In response to San Angelo’s comments, Mezzo said the Board of Mayor and Burgesses would choose the members of the commission, and it would only be as good as the people it was made up of.

“If you put seven people on here who have a very extreme view of the world, there’s probably not a lot that the commission is going to accomplish. That’s up to us to ensure there’s representation from people of different perspectives,” Mezzo said.

Mezzo, who voted in favor of the commission, said a lot of research and work has gone into the proposal for the commission.

“There’s been a lot of work that’s gone into this. To think that it’s just done without process or requests for information or gathering of information, which we did extensively with [Connecticut Council of Municipalities], that’s just not accurate,” Mezzo said.

Burgess Robert Neth, who had voiced concerns over the formation of a conservation commission since it was brought up earlier this summer, brought up the legal battle that ensued between sports and open space advocates when the town purchased the Gunntown property.

“I was part of the group at the time when we purchased the Gunntown property. … We as a community purchased that property for specific reasons, and for years and years and years we battled in court over what we wanted to do with that property,” Neth said. “We spent hundreds of thousands of dollars on court fees to battle that parcel of property.”

Neth told the board that he found it discouraging that, even though the borough owned that property, it did not have a say in what would be done with it.

Neth explained that he did not want the conservation commission to be set up in such a way that the borough would have to go through another court battle when it decided to use more land.
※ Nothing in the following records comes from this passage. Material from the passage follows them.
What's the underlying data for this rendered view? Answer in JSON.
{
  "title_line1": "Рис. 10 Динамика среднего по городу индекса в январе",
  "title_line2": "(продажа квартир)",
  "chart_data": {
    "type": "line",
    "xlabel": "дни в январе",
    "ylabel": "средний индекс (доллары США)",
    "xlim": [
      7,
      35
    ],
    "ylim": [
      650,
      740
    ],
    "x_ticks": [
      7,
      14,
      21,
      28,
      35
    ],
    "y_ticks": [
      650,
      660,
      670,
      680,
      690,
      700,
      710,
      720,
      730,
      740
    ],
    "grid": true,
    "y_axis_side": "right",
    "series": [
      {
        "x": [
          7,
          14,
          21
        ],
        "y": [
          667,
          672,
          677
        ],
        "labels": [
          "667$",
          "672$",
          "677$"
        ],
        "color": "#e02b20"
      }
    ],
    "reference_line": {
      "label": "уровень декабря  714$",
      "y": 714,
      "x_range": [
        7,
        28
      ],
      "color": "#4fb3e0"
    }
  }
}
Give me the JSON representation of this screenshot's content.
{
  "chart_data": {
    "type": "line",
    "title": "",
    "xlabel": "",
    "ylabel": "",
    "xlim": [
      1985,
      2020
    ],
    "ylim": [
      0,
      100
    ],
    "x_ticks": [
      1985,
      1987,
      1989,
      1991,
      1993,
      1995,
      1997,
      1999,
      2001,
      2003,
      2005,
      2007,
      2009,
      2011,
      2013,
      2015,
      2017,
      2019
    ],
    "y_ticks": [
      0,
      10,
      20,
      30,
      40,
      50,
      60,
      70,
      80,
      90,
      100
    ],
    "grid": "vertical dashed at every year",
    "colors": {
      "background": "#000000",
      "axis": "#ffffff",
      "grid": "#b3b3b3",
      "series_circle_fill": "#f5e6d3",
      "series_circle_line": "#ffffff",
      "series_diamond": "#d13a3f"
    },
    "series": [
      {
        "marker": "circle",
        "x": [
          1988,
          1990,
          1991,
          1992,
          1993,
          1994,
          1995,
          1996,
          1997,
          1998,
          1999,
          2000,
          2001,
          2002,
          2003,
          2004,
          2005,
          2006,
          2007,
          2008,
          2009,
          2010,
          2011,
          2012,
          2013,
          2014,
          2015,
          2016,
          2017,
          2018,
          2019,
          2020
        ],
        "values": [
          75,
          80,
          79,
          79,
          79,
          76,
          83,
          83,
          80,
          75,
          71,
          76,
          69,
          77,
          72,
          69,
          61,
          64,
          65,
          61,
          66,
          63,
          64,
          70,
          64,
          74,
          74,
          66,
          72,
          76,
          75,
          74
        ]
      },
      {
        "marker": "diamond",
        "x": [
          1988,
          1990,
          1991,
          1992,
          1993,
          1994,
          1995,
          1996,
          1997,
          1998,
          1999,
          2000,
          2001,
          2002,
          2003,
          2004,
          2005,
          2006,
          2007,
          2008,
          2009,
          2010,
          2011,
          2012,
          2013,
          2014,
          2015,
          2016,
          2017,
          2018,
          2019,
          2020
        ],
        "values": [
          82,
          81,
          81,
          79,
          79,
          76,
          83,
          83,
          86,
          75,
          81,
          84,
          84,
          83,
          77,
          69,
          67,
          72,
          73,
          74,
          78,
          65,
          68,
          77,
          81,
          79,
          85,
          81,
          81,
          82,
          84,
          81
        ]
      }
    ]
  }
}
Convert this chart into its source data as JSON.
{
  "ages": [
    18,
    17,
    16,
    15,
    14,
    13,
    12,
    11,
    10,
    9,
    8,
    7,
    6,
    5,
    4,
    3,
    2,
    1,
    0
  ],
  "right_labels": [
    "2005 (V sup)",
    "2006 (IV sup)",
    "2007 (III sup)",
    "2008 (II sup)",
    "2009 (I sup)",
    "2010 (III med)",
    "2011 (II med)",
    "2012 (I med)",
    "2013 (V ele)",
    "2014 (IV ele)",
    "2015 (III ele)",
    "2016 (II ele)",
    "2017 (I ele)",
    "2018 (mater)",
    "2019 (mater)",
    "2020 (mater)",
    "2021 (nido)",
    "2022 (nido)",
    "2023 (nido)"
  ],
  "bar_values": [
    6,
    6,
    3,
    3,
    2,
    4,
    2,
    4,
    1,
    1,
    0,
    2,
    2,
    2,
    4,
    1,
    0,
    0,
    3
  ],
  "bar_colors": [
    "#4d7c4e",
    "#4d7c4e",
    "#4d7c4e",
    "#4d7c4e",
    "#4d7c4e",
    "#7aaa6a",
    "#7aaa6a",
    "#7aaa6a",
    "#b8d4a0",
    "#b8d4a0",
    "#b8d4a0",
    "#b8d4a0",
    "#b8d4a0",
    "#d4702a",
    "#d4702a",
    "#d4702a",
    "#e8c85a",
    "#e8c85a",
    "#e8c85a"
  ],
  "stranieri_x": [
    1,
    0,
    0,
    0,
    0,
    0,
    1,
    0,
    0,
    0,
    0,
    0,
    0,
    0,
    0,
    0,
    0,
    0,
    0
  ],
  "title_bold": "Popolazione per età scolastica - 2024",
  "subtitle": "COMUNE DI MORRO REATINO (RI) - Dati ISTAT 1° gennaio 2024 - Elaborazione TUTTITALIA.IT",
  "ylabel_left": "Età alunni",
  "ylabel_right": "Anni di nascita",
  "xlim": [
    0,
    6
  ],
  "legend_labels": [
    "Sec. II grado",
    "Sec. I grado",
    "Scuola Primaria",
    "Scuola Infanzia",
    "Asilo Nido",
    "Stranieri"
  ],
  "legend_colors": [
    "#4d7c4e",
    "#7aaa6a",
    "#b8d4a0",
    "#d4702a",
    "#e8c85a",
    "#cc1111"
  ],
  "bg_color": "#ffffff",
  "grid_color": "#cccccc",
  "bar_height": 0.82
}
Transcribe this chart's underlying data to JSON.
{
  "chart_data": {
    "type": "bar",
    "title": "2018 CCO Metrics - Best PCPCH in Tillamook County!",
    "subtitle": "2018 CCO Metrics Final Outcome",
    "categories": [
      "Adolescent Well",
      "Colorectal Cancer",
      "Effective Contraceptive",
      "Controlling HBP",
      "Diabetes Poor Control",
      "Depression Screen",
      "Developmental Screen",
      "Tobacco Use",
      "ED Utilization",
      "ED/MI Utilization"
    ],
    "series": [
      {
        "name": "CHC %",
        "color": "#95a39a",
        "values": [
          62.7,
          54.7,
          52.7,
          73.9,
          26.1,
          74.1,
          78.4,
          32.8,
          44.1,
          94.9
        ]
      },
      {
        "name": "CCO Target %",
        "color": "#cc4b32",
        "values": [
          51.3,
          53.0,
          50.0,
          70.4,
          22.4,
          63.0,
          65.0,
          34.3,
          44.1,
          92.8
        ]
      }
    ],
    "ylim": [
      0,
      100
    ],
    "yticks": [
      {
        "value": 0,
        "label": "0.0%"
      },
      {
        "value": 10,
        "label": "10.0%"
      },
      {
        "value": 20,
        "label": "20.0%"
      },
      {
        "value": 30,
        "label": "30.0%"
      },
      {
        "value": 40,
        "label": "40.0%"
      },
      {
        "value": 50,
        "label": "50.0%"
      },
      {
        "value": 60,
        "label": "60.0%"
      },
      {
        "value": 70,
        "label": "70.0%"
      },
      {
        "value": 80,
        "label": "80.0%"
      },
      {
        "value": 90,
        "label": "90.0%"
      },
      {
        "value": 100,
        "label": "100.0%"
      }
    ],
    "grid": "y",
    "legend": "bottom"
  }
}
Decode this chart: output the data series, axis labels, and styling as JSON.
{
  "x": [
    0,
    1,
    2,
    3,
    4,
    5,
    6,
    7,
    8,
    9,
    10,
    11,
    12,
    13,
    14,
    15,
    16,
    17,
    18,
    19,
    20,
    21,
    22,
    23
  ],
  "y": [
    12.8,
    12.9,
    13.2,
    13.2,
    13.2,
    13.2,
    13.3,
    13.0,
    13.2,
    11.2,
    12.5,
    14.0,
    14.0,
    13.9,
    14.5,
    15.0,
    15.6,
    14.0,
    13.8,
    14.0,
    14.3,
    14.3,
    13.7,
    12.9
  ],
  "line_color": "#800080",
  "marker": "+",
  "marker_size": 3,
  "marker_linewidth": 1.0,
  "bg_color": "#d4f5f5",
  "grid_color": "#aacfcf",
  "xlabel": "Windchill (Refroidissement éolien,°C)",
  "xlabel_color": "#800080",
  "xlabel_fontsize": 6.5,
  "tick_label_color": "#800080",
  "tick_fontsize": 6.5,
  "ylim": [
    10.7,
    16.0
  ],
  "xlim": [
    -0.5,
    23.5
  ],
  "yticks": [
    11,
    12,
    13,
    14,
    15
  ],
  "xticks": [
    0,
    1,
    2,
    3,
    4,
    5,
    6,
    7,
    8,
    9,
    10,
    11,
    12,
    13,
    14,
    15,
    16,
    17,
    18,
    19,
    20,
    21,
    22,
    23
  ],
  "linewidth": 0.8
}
“Now we’ve just purchased a parcel of property up on the hill and I don’t want to see that same thing happen again,” Neth said.

As the board debated the matter, Deputy Mayor Tamath Rossi wondered if the proposed conservation commission could be a conservation sub-committee, which would be a branch of an already formed commission.

Neth felt the formation of a subcommittee was a good way to begin. Neth pointed out that the Long Term Capital Subcommittee, which he is part of, has been in existence since 1999.

Rossi said if the town forms a conservation sub-committee it can be changed in the future.

“There would be nothing to prevent us, after a year or two years, we find its really working well, we make it into a commission. Then we have the opportunity to go through the process. We have our plan of conservation and development updated,” Rossi said.

Ultimately, Neth and Burgess Michael Ciacciarella were the only board members to join Mezzo in voting for the commission.

Mezzo did not discuss the possibility of creating an ad-hoc subcommittee for conservation after the vote was cast. On his blog, Mezzo urged the board to reconsider the decision.

“Unless the matter is reconsidered, Naugatuck will remain without this valuable resource in the community,” Mezzo wrote in his blog. “I would urge the [board] members who voted no to reconsider their rejection of the concept and truly research the value that such a commission would provide to the borough. While simply creating an ad-hoc committee is an alternative option, the most productive and sustainable model is the formal commission authorized by Connecticut law.”